Putting both together avoids two extremes.
- Without OpenSpec, omx might execute the wrong direction faster;
- With only OpenSpec and no execution orchestration, specs easily remain stuck in documents.
- Harness connects the former to project boundaries and the latter to verification gates, forming a closed loop where "requirements have a source, execution has a basis, and results have evidence."
What is truly worth precipitating is not the file format of a specific framework, but this way of working.
8. Final Words
Harness is not meant to restrict AI, but to allow AI to truly participate in software production.
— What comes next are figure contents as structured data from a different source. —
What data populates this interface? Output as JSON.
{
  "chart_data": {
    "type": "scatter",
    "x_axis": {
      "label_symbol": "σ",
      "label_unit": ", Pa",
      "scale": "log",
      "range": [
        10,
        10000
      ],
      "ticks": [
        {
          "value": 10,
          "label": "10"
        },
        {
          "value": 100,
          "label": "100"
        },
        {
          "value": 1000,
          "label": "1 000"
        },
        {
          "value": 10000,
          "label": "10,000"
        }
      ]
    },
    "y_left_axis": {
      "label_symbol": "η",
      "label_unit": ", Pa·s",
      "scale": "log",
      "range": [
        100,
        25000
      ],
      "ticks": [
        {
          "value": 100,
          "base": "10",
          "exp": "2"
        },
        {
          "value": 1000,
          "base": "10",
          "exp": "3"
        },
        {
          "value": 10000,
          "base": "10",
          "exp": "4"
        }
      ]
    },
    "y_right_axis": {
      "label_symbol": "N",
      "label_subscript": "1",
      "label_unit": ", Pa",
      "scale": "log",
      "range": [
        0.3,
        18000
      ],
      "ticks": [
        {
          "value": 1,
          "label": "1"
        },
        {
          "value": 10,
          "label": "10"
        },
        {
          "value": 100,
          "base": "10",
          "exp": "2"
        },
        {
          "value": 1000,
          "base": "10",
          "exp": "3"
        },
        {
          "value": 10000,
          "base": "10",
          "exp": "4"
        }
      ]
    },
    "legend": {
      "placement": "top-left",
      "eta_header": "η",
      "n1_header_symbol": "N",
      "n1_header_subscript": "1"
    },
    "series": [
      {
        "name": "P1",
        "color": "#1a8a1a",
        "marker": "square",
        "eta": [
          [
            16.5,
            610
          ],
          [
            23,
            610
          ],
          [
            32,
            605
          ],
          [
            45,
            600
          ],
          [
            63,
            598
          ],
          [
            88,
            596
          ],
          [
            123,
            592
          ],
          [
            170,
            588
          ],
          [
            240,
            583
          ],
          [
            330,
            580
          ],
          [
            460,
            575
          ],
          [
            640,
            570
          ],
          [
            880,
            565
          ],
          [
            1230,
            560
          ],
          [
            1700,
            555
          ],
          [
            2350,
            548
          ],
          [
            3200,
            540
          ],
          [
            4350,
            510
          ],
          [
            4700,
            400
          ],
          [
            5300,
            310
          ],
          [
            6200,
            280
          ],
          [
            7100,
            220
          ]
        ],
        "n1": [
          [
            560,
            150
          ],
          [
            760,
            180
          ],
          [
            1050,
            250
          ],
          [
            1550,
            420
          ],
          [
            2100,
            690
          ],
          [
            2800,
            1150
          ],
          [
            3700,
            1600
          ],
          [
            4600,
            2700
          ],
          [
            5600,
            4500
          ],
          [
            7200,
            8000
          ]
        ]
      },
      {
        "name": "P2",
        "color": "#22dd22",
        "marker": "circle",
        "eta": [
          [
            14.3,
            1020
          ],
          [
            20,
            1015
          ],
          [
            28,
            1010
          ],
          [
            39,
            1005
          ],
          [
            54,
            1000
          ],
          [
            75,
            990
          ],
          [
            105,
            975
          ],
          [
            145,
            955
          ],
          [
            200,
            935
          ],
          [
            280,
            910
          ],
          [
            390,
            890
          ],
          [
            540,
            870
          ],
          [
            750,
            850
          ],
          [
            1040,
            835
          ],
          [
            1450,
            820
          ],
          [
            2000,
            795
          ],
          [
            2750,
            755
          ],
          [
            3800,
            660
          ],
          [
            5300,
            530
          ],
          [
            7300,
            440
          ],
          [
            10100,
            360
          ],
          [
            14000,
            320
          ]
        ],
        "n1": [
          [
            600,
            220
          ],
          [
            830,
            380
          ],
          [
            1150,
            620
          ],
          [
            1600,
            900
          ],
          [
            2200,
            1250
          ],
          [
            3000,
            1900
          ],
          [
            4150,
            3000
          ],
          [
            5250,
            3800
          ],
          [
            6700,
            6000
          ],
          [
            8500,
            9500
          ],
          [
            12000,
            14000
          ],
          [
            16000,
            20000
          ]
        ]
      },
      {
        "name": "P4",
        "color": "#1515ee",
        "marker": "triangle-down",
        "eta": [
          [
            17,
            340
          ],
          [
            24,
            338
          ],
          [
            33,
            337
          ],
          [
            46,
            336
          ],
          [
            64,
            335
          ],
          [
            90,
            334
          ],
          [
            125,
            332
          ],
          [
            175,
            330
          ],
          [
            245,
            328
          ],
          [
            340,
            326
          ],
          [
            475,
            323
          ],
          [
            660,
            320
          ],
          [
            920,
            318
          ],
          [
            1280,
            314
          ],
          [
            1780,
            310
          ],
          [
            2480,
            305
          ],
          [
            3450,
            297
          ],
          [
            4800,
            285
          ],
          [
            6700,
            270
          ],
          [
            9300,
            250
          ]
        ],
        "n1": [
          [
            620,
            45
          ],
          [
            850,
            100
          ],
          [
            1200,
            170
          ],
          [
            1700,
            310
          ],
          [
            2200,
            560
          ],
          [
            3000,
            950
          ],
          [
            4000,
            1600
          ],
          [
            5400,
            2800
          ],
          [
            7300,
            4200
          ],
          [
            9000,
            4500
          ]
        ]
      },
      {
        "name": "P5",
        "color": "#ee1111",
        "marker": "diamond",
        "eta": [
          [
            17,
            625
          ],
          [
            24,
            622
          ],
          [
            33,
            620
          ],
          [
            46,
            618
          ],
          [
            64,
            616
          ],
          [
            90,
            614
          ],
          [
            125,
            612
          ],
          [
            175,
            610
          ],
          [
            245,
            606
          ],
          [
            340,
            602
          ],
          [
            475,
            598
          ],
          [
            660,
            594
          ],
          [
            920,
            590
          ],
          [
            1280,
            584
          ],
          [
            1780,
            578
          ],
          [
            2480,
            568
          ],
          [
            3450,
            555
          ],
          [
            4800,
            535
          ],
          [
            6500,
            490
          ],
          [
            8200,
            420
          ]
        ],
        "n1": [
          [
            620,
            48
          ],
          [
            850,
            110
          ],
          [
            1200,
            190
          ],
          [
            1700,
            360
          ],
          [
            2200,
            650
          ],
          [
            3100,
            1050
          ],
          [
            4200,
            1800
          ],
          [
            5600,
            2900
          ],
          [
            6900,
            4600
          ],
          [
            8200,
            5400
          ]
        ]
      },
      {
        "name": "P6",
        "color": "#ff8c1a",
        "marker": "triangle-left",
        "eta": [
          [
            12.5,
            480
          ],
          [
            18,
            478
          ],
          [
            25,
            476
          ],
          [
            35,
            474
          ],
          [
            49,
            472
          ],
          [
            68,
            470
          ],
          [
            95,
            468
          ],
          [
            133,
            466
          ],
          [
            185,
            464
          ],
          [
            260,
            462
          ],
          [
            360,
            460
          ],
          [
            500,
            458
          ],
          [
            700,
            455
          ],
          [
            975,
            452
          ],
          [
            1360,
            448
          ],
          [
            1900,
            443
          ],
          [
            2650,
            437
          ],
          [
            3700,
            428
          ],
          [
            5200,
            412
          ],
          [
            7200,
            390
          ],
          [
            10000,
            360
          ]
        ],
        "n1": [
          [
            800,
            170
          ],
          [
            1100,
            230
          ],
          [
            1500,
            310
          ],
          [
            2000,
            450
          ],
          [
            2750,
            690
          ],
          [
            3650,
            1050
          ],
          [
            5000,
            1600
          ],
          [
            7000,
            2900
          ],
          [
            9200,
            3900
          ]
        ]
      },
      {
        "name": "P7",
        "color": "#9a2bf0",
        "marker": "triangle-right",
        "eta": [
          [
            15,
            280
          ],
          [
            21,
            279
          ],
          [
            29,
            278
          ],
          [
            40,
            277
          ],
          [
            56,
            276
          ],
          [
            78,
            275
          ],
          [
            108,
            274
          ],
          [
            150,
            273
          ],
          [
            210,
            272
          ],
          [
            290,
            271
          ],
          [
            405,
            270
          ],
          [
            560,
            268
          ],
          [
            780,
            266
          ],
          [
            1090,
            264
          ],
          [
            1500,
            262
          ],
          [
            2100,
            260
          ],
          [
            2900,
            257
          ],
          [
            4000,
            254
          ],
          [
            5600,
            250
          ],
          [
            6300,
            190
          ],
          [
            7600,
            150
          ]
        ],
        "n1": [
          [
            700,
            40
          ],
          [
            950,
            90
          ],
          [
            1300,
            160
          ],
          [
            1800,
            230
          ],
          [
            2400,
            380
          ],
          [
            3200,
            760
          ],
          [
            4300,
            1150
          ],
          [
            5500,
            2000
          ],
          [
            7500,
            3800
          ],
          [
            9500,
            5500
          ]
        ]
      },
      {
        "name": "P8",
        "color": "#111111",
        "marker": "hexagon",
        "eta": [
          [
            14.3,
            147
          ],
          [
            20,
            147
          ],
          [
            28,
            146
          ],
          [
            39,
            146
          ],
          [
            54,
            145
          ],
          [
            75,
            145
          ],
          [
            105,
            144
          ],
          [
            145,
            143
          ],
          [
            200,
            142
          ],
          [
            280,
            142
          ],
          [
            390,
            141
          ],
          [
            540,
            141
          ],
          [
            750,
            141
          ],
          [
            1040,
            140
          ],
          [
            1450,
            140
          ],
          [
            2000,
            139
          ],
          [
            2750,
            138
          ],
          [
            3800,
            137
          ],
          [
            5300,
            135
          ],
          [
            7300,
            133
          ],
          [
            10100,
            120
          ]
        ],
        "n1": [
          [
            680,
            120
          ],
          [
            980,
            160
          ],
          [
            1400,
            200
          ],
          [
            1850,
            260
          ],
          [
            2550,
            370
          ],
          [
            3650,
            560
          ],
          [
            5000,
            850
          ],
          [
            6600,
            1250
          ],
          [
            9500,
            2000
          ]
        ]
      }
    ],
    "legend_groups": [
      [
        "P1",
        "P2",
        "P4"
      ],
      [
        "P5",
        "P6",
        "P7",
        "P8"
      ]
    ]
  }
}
Admittedly, as large model capabilities grow stronger, constraints like Harness seem less "essential." Today's new generation models can already complete planning, development, modification, and error correction within long contexts; we certainly shouldn't process for the sake of process.
But the value of Harness has never been just about constraining models, but about forcing us to turn experience into methodological processes: how to decompose requirements, how to verify specs, how tests correspond, and who should guard instrumentation, canary releases, deployment, and rollbacks.
Models will indeed become more powerful, but these judgment points will not spontaneously grow. Therefore, we should participate more actively and teach these methods to AI for execution.
Next, the author will continue based on Harness, anchoring a scenario. For example: gradually stringing a product's one-sentence requirement into a verifiable plan, design draft, development tasks, and automated tests; then letting AI continuously observe similar software, extract external requirements, and feed them back into the next iteration.
This is a relatively idealized process, but not fantasy. First let AI understand the project, then ensure every change has specs and every execution has evidence; we are running it from concept into reality.